Later files show heightened awareness, reporting procedures

Posted at 12:47 PM, Oct 25, 2012
and last updated 2016-09-07 15:29:00-04

In recent years, the BSA has added a number of youth protection measures, which the organization touts as a national model.

These include criminal background checks of all staff members and volunteers; child abuse prevention training; and mandatory reporting of all suspected abuse to authorities, which was implemented in 2010.

41 Action News did not review any ineligible files from the past two decades—the available documents end in 1991—but some of the later instances from that time period show a greater emphasis on reporting questionable behavior.

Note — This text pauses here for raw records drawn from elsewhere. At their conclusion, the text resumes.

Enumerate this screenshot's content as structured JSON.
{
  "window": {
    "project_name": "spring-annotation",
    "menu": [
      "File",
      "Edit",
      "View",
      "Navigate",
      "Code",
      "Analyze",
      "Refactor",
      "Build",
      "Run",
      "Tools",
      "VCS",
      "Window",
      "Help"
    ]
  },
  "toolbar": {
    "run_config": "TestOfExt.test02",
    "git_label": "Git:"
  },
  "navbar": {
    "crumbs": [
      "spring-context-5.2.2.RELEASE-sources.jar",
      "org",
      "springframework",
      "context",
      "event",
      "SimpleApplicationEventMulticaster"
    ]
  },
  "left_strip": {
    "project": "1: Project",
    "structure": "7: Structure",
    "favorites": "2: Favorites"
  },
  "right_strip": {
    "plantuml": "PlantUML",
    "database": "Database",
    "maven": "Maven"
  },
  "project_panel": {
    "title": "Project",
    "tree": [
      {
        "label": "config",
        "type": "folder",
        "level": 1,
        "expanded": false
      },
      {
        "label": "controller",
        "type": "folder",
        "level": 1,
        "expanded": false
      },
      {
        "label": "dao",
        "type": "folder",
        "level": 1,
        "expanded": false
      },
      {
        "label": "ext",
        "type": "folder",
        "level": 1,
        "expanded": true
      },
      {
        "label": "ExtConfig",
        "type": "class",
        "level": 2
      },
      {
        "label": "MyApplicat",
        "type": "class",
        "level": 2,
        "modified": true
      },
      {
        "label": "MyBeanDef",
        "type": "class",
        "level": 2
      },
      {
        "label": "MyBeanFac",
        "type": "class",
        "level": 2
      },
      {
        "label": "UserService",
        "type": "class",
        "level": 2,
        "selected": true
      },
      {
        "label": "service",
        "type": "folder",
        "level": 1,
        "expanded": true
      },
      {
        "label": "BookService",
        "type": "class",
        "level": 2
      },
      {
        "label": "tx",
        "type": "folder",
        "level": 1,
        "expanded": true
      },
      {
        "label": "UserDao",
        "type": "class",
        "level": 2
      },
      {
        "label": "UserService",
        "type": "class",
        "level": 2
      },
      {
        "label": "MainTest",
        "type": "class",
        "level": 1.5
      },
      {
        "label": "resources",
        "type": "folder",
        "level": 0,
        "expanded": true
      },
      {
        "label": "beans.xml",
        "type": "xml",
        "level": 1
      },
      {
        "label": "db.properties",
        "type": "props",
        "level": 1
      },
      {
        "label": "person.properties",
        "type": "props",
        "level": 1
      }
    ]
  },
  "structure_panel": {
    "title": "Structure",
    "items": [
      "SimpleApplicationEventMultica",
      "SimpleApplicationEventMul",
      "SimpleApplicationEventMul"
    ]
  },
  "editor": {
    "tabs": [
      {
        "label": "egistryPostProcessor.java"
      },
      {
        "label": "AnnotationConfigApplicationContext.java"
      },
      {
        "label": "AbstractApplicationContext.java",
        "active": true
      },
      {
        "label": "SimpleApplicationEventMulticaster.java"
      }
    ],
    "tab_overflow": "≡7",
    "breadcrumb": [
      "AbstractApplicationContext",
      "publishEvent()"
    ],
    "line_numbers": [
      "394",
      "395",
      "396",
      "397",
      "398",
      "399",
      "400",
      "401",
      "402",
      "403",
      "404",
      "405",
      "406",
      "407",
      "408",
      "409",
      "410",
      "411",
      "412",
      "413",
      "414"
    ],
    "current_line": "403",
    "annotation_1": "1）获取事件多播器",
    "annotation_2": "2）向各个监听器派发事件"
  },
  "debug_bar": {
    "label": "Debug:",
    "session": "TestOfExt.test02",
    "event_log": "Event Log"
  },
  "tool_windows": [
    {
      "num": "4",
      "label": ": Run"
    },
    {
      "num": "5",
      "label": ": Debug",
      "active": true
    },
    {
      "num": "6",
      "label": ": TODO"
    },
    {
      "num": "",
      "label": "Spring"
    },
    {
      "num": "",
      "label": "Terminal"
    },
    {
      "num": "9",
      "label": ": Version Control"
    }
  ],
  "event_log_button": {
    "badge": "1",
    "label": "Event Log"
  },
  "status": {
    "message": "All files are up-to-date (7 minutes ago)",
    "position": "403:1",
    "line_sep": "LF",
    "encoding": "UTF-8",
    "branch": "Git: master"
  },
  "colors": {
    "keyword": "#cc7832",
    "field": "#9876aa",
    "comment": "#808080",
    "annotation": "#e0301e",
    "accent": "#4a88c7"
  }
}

A file about David J. Nelson includes a stack of handwritten notes from other Scout leaders and volunteers in 1990. They describe the 35-year-old giving backrubs, offering beer, making sexual innuendos, and suggesting skinny dipping to teens half his age.

In 1990, one Scout’s account was reported to the state’s Division of Family Services. The investigator found “reason to suspect (the Scout) was fondled on the buttocks, in a sexually implied manner.”

Nelson received his termination letter almost immediately. It does not appear he was charged for any crimes after that incident.

But two decades later, court records show Nelson is sitting in a Kansas prison. In 2011, he was convicted of aggravated indecent solicitation of a child in Johnson County.

“Unfortunately, that doesn’t surprise me at all,” said one of the Scout workers who reported Nelson in 1990, when reached by phone from his Florida home.